1. From the hints, we expect two modes in the unknown function.

2. From the hints, we know that most of our queries should be zero!

3. The problem is two-dimensional.

4. The problem will have small length-scale (that is, we expect the modes to be very small)

From (3.) we can take advantage, and plot the initial data:

In [None]:
fig, ax = plt.subplots()
fig.set_figheight(5)
fig.set_figwidth(8)
plt.scatter(X[:, 0], X[:, 1], c = Y)
plt.colorbar();

We know that function has two kinds of local maximums, thanks to the hints, we also expect most of our reading to be zero. The fact that we have a perturbation or non-zero value at $x$ = [0.6262626262626263, 0.6767676767676768] means we should be interested in this area. An alternative solution would be to focus only on this area, there are two ways to do this:

1. Run random search in an area restricted around $x$ = [0.6262626262626263, 0.6767676767676768]

2. Solve the UCB in an area restricted around $x$ = [0.6262626262626263, 0.6767676767676768]

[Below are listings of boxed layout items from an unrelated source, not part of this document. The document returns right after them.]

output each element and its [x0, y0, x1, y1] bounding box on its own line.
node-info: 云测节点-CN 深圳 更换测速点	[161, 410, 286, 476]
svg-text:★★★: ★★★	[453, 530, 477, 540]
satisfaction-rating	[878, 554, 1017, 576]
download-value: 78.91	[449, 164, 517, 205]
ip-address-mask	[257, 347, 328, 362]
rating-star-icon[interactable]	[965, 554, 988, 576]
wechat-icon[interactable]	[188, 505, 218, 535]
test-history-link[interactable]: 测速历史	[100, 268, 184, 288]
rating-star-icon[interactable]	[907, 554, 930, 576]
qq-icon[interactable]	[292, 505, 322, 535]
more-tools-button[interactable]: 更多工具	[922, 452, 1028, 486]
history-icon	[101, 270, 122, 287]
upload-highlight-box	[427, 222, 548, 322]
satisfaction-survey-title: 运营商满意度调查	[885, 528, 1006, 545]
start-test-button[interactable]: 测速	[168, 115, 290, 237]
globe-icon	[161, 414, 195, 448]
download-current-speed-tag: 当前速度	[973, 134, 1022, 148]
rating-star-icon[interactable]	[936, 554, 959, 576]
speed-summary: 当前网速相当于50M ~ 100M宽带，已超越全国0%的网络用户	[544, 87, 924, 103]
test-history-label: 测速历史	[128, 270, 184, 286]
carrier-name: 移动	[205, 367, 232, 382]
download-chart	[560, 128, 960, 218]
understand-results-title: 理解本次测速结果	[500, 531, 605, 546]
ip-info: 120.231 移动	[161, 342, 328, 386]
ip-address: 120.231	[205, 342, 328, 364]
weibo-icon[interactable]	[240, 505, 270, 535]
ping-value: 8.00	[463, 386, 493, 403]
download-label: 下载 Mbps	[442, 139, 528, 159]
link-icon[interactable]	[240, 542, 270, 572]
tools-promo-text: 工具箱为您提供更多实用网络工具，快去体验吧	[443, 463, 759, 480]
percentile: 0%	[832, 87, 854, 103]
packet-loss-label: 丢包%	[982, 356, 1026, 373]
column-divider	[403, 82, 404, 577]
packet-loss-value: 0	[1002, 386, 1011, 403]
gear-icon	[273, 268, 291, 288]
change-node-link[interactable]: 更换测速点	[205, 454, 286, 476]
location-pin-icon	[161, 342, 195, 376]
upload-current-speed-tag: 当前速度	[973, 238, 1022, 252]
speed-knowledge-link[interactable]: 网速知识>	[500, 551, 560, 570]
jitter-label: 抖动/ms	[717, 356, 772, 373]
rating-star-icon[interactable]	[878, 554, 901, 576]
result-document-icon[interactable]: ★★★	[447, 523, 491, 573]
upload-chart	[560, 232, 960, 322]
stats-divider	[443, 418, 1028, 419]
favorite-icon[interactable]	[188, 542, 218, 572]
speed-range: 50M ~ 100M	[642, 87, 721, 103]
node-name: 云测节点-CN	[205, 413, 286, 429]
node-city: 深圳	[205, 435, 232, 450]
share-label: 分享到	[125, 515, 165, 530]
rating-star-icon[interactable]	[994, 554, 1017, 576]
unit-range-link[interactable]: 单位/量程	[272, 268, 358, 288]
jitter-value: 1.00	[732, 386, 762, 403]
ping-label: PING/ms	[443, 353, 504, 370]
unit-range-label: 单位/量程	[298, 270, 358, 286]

Below we provide code for both:

In [None]:
# Random search around an area restricted around $x$ = [0.6262626262626263, 0.6767676767676768]
next_query_x1 = np.random.normal(0.6262626262626263, scale = 0.01)
next_query_x2 = np.random.normal(0.6767676767676768, scale = 0.01)
print('Next query Random: ', [next_query_x1, next_query_x2])

In [None]:
# Using a restricted UCB
gpr = GaussianProcessRegressor()
gpr.fit(X, Y)

In [None]:
# to optimize the acquisition function, we will simply use gridsearch over a space of 10.000 gridpoints
x1 = np.linspace(0.6, 0.65, 100)
x2 = np.linspace(0.65, 0.69, 100)

In [None]:
X_grid = []
for i in range(len(x1)):
    for j in range(len(x2)):
        X_grid.append([x1[i], x2[j]])

In [None]:
X_grid = np.array(X_grid)
mean, std = gpr.predict(X_grid, return_std = True)
ucb = mean + 1.96 * std

In [None]:
idx_max = np.argmax(ucb)
next_query = X_grid[idx_max]
print('Next query UCB: ', next_query)

Doing this every week, we expect to be able to find the first of the two modes! This should would be enough to provide a good solution to the problem. To really verify if we found the maximum, we would need to find a second mode, however, we may be unlucky and simply never find it. This is an important part of Machine Learning: in theory we might want optimal, perfect solutions, but in practice most of the advancements can be done with simple solutions and careful consideration of the data available to us.